Common errors and fixes
Using one happy-path sample as the whole contract
Generate from the sample, then review required fields, nullable values, enums, and additionalProperties manually.
Validating against a schema that omits nested objects
Add properties and required arrays for the nested fields you expect consumers to rely on.
Sharing production payloads in review comments
Replace identifiers, emails, tokens, and customer records before copying validation output.
Security and privacy notes
For the shared privacy terminology, local processing model, external-request labels, and DevTools verification workflow, see the Trust Center.
- Schema generation and validation run locally in the browser.
- Saved recipes should store schema options only, not runtime payloads.
- Treat payload samples as sensitive until identifiers and secrets have been removed.
Step-by-step workflow
- Feed JSON Schema Workbench the smallest reproducible sample you can collect from the real issue.
- Review the first findings and separate confirmed signals from assumptions or environment-specific noise.
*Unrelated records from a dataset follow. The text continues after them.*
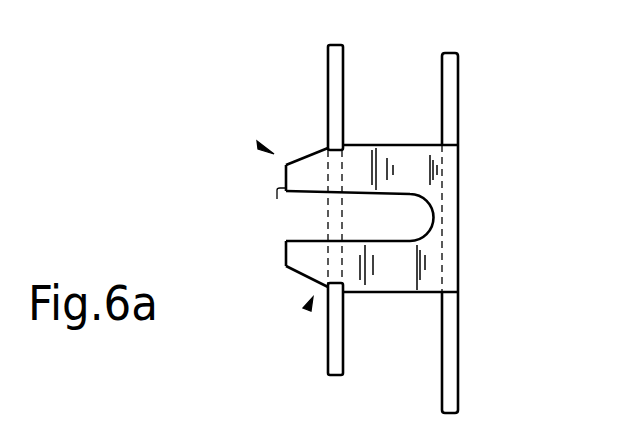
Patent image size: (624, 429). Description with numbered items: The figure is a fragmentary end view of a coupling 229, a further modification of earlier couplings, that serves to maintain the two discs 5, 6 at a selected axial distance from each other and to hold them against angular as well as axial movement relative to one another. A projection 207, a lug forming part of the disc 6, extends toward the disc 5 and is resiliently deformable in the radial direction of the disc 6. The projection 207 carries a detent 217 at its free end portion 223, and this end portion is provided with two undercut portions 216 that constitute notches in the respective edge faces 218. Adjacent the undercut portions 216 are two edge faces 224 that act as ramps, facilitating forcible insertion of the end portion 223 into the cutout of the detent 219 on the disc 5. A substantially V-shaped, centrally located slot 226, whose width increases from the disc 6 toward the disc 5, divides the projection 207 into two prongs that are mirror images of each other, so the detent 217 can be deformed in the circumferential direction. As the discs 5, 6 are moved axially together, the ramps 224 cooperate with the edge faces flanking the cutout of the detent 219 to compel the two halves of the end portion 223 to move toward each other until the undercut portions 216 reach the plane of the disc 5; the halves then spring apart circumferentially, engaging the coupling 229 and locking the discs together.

The disc 5 is at (337, 358).
The disc 6 is at (457, 387).
The projection 207 is at (430, 265).
The undercut portions 216 is at (320, 158).
The detent 217 is at (308, 306).
The edge faces 218 is at (428, 142).
The detent 219 is at (333, 230).
The free end portion 223 is at (278, 236).
The edge faces 224 is at (305, 155).
The slot 226 is at (377, 207).
The coupling 229 is at (262, 147).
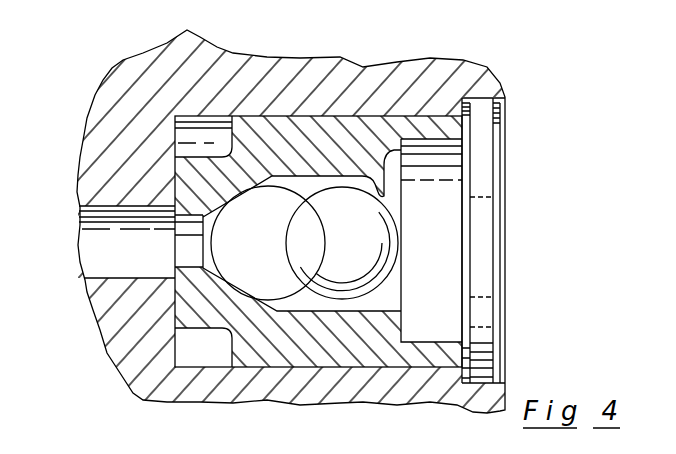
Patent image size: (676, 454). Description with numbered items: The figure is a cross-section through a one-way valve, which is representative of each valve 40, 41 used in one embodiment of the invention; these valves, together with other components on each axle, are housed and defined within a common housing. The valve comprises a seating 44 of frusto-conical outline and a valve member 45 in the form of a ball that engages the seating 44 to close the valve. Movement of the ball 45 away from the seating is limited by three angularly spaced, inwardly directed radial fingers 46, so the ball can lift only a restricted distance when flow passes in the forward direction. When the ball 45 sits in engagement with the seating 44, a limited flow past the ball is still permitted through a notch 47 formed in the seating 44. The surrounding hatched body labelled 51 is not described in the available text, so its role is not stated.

- Compare a clean baseline sample against the problematic input when you need to isolate regressions.
- Keep one redacted output snapshot with the key findings for tickets, runbooks, or incident handoff.
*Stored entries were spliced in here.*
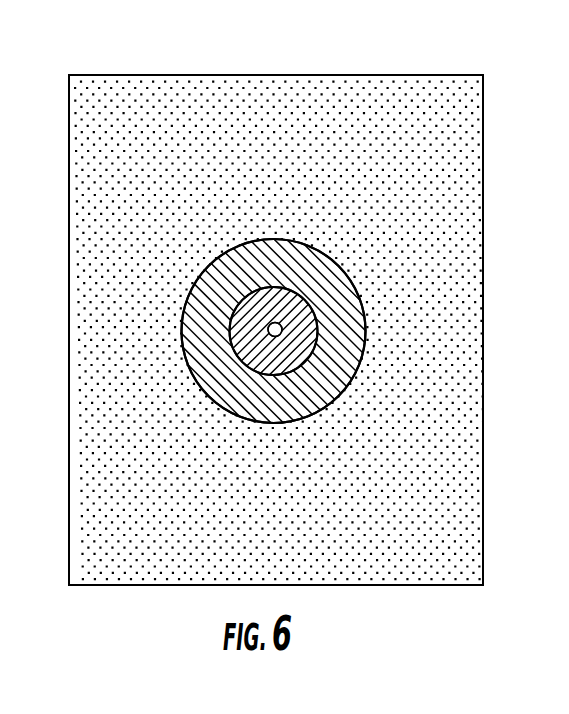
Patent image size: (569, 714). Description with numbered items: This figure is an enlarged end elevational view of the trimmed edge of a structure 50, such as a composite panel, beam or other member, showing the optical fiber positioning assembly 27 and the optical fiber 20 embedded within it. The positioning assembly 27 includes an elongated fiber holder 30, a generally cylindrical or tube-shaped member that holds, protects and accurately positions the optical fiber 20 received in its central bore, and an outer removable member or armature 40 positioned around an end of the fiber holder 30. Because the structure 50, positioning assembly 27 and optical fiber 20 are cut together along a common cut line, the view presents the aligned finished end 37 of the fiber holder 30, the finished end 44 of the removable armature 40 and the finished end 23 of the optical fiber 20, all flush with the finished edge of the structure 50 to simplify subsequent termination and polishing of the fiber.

The structure 50 is at (337, 86).
The optical fiber positioning assembly 27 is at (367, 263).
The finished end of removable armature 44 is at (266, 267).
The outer removable member or armature 40 is at (347, 338).
The fiber holder 30 is at (302, 350).
The finished end of fiber holder 37 is at (250, 311).
The finished end of optical fiber 23 is at (268, 332).
The optical fiber 20 is at (272, 337).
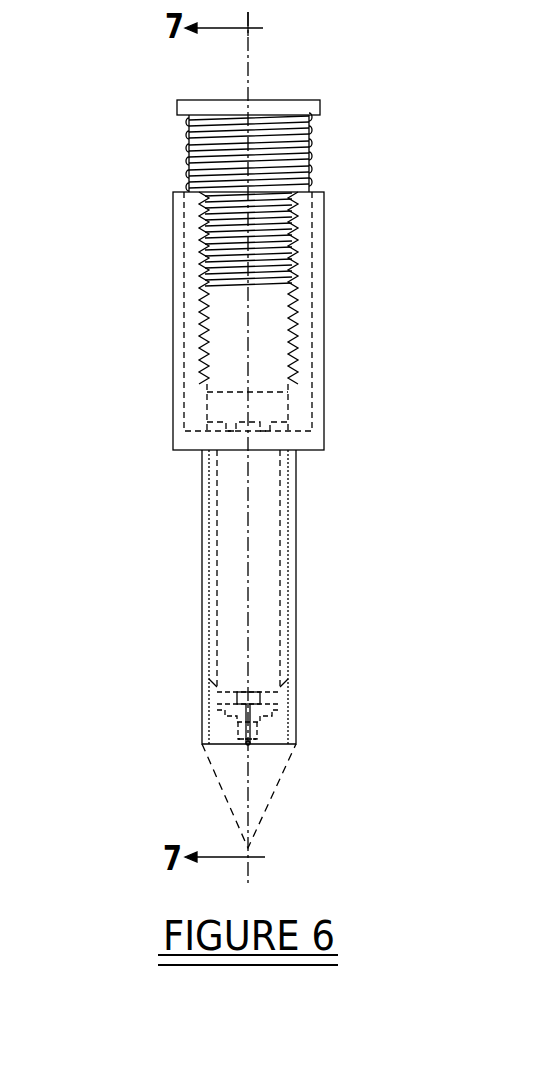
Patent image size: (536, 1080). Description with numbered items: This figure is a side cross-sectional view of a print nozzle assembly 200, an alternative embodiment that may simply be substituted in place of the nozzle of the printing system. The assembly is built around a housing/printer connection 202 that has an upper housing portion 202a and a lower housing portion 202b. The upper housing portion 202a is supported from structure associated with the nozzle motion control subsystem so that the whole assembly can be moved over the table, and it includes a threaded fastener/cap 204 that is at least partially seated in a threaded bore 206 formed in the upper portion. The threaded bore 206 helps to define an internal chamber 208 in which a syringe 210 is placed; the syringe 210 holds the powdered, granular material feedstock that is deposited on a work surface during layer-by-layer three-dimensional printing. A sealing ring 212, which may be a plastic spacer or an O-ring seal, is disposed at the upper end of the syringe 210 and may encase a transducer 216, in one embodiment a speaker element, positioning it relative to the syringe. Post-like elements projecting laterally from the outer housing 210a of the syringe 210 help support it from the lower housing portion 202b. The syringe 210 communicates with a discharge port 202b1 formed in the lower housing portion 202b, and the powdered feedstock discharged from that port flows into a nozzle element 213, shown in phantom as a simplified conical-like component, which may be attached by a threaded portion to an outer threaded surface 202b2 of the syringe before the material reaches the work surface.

The print nozzle assembly 200 is at (310, 65).
The housing/printer connection 202 is at (174, 385).
The upper housing portion 202a is at (315, 242).
The lower housing portion 202b is at (273, 734).
The discharge port 202b1 is at (245, 734).
The outer threaded surface 202b2 is at (278, 699).
The threaded fastener/cap 204 is at (302, 107).
The threaded bore 206 is at (290, 317).
The internal chamber 208 is at (213, 358).
The syringe 210 is at (287, 557).
The outer housing 210a is at (285, 602).
The sealing ring 212 is at (275, 408).
The nozzle element 213 is at (275, 792).
The transducer 216 is at (263, 362).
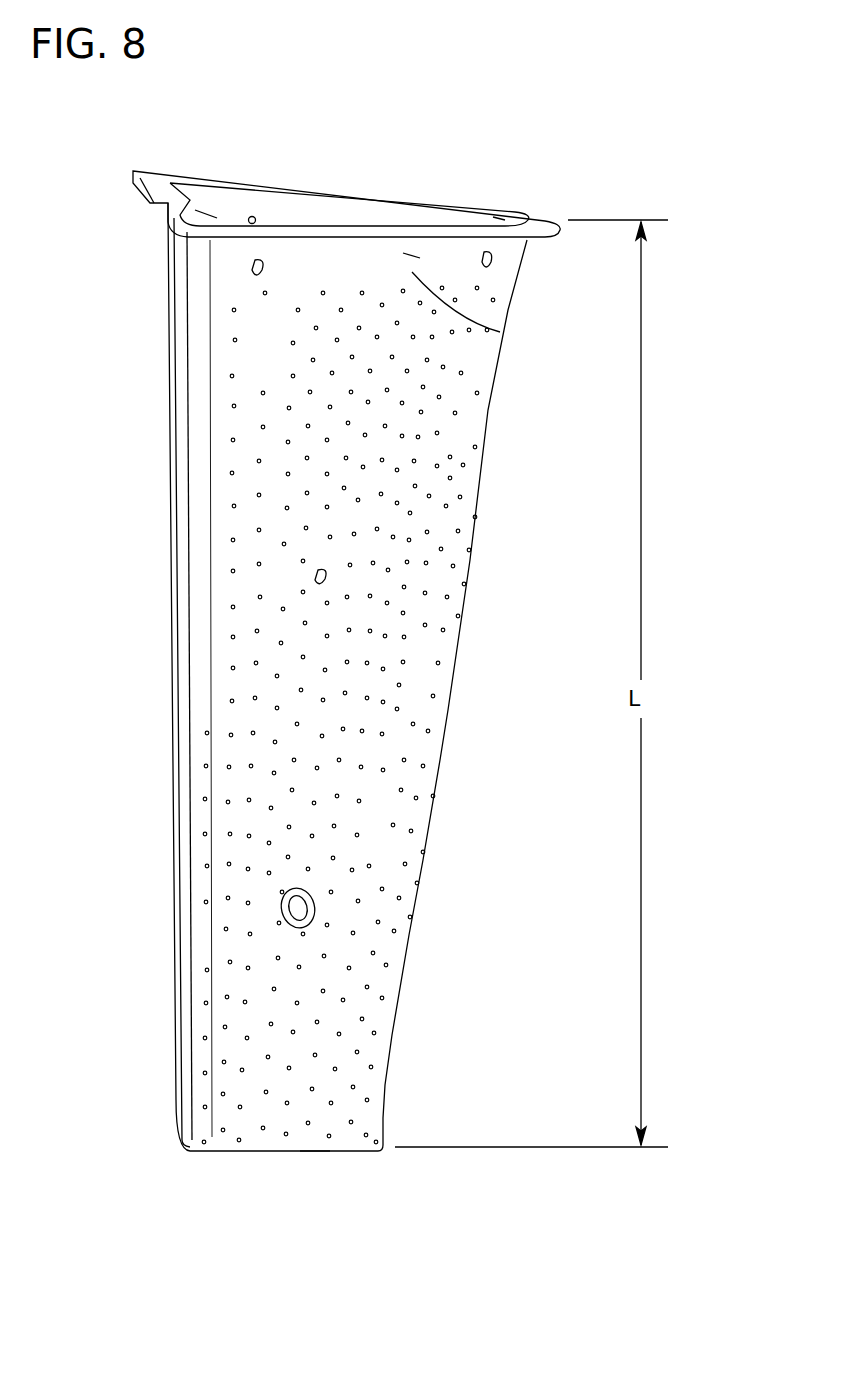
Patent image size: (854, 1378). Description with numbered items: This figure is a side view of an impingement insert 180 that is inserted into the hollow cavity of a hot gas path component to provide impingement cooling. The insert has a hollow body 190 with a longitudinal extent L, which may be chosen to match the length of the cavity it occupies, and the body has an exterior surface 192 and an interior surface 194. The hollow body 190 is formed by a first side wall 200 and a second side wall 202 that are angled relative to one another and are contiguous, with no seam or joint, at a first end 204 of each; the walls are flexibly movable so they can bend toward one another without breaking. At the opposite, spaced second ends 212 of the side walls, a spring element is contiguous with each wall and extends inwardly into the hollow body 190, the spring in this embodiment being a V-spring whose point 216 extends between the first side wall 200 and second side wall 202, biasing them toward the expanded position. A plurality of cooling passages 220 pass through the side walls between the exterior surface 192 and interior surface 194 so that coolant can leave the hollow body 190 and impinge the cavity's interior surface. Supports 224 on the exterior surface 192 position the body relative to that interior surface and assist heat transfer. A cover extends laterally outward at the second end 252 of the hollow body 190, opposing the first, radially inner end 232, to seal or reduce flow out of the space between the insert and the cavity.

The impingement insert 180 is at (645, 160).
The hollow body 190 is at (160, 300).
The exterior surface 192 is at (480, 368).
The interior surface 194 is at (320, 218).
The first side wall 200 is at (403, 253).
The second side wall 202 is at (270, 210).
The first end 204 is at (493, 217).
The second end 212 is at (183, 193).
The point 216 is at (203, 210).
The cooling passages 220 is at (487, 272).
The supports 224 is at (252, 268).
The first, radially inner end 232 is at (312, 1152).
The second end 252 is at (500, 332).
Quality checklist before sharing output
- Confirm JSON Schema Workbench findings still reproduce with the same input and assumptions.
- Check that the sample includes enough surrounding context to support the conclusion you are drawing.
- Translate notable findings into concrete next checks, ownership, or remediation notes.
- Redact private hosts, tokens, certificates, or customer identifiers before sharing analysis output.
Operational notes
JSON Schema Workbench is most effective when it produces a focused, reproducible evidence bundle that can be handed to the next engineer without extra cleanup.
Frequently asked questions
Can generated schemas be used as final production contracts?
They are starter schemas. Review constraints, formats, enums, and compatibility before publishing them.
Does validation show where a payload failed?
Yes. Errors include JSON-style paths such as $.user.id and remediation guidance.
Can Pipeline Builder use this tool?
Yes. The adapter supports schema generation and schema validation modes.